In this use case we are interested in getting missense variants from all the genes that are within two genomic regions of interest: 17:43045767-43046767
and 13:32317272-32318272
.
Before starting, we import all the required modules for this example:
In [1]:
from pycellbase.cbconfig import ConfigClient # Configuration client
from pycellbase.cbclient import CellBaseClient # CellBase client
PyCellBase configuration follows the next structure:
In [2]:
config = {
'rest': {'hosts': ['http://bioinfo.hpc.cam.ac.uk/cellbase']}, # List of RESTful host URLs
'species': 'hsapiens', # Name of the species
'version': 'v4' # API version
}
This custom configuration can be stored in a YAML file, JSON file or Python dictionary. Then, one of these files or dictionary can be passed to the ConfigClient
class, which is in charge of managing the configuration:
In [3]:
cc = ConfigClient(config)
If we need an example of the configuration structure, we can get the default one using the get_default_configuration
method:
In [4]:
cc.get_default_configuration()
Out[4]:
Once we have set up our PyCellBase configuration, we can create the CellBaseClient
, which is the central class of this package. We can pass a ConfigClient
with a customised configuration to CellBaseClient
:
In [5]:
cbc = CellBaseClient(cc)
We can check at any moment the configuration parameters used to make the calls to the database:
In [6]:
cbc.show_configuration()
Out[6]:
We can modify our CellBaseClient
configuration at any moment by modifying the ConfigClient
attributes:
In [7]:
cc.species = 'celegans'
cbc.show_configuration()
Out[7]:
In [8]:
cc.species = 'hsapiens'
cbc.show_configuration()
Out[8]:
Once we have initialised the main CellBaseClient
class, we are ready to query the database. First, we want to get all the genes that are within our regions of interest. To get information from genomic regions, we get the region-specific client:
In [9]:
rc = cbc.get_region_client()
If we do not know which method is the most adequate for our task, we can get helpful information for each data-specific client. In this case we are interested in gettting all the genes within a region, so we are going to use the get_gene
method:
In [10]:
rc.get_help()
Once we have our data-specific client, we can query the database with our query of interest and get the JSON response returned by CellBase.
In [11]:
regions_info = rc.get_gene('17:43045767-43046767,13:32317272-32318272', assembly='GRCh38')

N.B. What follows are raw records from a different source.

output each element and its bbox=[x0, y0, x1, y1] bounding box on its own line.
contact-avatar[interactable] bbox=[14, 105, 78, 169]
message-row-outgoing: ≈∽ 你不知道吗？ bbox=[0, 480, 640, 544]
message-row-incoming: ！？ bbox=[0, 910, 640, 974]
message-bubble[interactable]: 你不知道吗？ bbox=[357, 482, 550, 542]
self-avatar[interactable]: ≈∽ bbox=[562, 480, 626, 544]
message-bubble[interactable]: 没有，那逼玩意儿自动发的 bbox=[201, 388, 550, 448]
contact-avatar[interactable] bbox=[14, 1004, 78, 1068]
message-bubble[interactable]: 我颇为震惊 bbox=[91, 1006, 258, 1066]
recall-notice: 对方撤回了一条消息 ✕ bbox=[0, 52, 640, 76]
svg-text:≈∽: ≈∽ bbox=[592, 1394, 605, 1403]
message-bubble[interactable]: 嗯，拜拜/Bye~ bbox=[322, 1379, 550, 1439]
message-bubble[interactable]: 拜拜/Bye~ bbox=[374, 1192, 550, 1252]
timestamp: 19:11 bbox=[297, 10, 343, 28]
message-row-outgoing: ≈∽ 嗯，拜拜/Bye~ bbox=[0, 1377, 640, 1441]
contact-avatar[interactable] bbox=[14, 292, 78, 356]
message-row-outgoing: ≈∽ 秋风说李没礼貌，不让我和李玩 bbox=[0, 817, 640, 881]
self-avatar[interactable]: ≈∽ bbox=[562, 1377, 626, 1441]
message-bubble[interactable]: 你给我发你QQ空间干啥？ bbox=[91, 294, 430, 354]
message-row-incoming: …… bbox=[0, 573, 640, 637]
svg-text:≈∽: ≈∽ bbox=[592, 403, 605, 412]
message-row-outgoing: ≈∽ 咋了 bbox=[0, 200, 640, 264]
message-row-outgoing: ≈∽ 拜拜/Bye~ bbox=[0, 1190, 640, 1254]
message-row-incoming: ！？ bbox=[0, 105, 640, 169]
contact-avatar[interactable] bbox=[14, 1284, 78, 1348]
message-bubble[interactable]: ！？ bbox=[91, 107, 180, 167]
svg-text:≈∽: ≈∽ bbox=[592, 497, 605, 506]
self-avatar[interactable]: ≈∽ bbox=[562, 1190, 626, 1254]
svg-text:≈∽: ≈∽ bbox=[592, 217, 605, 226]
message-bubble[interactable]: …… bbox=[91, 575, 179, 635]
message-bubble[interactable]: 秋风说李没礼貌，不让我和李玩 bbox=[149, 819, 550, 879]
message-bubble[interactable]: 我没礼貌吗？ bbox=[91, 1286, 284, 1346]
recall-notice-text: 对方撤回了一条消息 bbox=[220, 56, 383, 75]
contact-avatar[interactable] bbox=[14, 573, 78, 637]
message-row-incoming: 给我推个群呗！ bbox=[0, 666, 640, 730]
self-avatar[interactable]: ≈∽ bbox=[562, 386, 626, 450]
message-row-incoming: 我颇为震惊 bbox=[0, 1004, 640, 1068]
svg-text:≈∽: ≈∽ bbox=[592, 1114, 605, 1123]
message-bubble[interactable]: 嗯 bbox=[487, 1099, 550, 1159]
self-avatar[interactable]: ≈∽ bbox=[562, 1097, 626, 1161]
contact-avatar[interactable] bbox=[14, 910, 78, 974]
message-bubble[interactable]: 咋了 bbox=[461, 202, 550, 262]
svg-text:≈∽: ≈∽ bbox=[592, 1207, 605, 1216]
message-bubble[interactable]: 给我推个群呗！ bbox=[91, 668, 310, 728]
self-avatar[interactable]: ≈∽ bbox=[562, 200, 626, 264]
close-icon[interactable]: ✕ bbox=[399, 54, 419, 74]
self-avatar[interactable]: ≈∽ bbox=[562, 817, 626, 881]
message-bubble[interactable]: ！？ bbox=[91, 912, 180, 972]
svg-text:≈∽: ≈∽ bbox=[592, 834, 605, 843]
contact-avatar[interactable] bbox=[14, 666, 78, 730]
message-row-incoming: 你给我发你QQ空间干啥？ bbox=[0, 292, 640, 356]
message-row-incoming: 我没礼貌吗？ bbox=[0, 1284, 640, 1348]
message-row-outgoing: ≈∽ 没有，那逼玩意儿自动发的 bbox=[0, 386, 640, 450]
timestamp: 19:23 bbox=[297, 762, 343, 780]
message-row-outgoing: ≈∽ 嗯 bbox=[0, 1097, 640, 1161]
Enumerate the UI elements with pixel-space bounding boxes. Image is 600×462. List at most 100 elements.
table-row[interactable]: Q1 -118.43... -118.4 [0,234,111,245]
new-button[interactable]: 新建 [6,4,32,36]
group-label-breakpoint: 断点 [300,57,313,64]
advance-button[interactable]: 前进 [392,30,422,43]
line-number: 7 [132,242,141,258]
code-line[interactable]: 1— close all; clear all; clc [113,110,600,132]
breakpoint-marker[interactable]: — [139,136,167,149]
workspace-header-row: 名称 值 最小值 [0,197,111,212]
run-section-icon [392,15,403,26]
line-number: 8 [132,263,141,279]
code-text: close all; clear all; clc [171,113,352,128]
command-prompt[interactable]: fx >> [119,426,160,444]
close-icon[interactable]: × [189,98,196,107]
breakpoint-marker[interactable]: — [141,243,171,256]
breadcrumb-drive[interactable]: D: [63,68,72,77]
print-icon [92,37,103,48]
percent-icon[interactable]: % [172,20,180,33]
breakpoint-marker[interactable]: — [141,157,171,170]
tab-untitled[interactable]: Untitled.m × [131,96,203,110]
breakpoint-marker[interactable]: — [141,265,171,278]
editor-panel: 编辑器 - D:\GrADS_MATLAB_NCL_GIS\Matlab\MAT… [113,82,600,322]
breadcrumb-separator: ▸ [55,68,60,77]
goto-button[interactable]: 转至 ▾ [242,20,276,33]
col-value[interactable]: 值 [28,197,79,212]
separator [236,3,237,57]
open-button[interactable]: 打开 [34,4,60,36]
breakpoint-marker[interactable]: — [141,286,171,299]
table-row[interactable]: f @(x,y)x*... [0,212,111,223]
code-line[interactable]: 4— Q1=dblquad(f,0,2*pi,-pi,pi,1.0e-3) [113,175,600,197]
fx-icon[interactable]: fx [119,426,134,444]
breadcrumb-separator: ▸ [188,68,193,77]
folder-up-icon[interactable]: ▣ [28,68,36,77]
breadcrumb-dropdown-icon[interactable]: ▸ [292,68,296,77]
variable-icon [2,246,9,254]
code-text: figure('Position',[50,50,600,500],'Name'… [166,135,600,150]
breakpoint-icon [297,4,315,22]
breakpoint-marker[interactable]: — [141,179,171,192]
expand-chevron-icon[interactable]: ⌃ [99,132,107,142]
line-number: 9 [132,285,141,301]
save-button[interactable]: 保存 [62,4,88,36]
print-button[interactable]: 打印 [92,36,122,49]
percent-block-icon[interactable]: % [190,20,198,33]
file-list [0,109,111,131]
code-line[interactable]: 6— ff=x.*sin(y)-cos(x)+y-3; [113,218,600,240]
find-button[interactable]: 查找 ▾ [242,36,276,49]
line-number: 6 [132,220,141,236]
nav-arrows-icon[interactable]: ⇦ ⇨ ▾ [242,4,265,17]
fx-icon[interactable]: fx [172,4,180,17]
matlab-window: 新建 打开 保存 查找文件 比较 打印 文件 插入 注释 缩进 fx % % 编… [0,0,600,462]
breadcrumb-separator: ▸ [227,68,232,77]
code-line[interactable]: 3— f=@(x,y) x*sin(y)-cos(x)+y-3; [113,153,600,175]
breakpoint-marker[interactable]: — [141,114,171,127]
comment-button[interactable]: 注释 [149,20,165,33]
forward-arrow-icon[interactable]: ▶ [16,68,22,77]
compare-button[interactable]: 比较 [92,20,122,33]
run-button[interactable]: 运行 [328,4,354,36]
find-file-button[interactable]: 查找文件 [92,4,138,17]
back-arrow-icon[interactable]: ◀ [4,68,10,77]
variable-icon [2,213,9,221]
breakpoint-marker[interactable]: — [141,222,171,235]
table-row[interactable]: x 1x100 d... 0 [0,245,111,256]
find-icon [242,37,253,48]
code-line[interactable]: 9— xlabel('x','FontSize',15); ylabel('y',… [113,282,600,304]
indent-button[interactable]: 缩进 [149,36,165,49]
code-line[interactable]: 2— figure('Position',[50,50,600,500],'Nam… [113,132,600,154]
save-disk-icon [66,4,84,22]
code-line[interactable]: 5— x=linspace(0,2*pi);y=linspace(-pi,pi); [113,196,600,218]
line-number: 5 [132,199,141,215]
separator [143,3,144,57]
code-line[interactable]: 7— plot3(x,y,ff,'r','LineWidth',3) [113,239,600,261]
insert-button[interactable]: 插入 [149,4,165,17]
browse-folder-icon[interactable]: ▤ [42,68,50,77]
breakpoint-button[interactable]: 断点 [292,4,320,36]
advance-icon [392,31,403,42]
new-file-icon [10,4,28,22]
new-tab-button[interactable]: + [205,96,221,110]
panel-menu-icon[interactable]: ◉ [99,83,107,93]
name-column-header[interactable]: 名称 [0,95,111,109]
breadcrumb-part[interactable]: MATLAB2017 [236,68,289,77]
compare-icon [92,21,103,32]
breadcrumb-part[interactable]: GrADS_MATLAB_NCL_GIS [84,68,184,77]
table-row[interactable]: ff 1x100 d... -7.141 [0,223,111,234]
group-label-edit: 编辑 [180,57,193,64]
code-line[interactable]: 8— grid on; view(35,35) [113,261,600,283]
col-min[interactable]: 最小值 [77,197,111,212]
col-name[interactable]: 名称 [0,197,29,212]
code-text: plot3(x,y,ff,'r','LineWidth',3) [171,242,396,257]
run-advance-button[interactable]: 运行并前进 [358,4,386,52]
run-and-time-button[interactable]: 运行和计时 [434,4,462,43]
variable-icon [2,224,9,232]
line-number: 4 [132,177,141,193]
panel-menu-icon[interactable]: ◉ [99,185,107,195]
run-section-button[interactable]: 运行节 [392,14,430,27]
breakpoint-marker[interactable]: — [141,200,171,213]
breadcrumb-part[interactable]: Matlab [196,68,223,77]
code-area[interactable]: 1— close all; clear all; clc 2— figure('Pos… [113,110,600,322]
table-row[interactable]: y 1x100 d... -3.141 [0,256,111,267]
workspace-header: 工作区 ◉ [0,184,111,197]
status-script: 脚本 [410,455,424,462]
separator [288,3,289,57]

The obtained response is a list of results for each query. In this case we have asked for information for two different regions so our response has two elements:
In [12]:
region1_result = regions_info[0]['result'] # 17:43045767-43046767
region2_result = regions_info[1]['result'] # 13:32317272-32318272
Now that we have the CellBase JSON output, it's just a question of navigating through it to retrieve the information of interest.
In [13]:
genes = []
for region in regions_info:
for gene in region['result']:
genes.append(gene['name'])
genes
Out[13]:
We have found two genes overlapping our regions of interest. Our next step is getting the variants within those genes. To get information from genes, we get the gene-specific client:
In [14]:
gc = cbc.get_gene_client()
In this example, as there are a lot of variants in these genes, we are going to limit the returned results to 5 variants per gene (limit=5), skipping the first 1100 variants (skip=1100):
In [15]:
genes_info = gc.get_snp(genes, assembly='GRCh38', limit=5, skip=1100)
As before, once we get the response, we just need to navigate through the output JSON to get the information of interest:
In [16]:
variants = []
for gene in genes_info:
for variant in gene['result']:
variants.append(':'.join([variant['chromosome'], str(variant['start']), variant['reference'], variant['alternate']]))
variants
Out[16]:
After getting the variants, the last step is selecting those ones whose consequence is missense (SO:0001583). To get information from variants, we get the variant-specific client:
In [17]:
vc = cbc.get_variant_client()
As before, we query the database and navigate through the output JSON to select our variants of interest.
In [18]:
# Querying the database
variants_info = vc.get_annotation(variants, assembly='GRCh38')
# Navigating the output
missense_variants = []
for index, variant in enumerate(variants_info):
# Getting variant consequences
for consequence in variant['result'][0]['consequenceTypes']:
# Filtering by Ensembl transcript ID
if 'ensemblTranscriptId' in consequence and consequence['ensemblTranscriptId'] in ['ENST00000357654', 'ENST00000544455']:
# Filtering by missense variant (SO:0001583)
if 'SO:0001583' in [so['accession'] for so in consequence['sequenceOntologyTerms']]:
missense_variants.append(variants[index])
missense_variants
Out[18]:
Finally, we have found two missense variants appearing in the genes of our region of interest.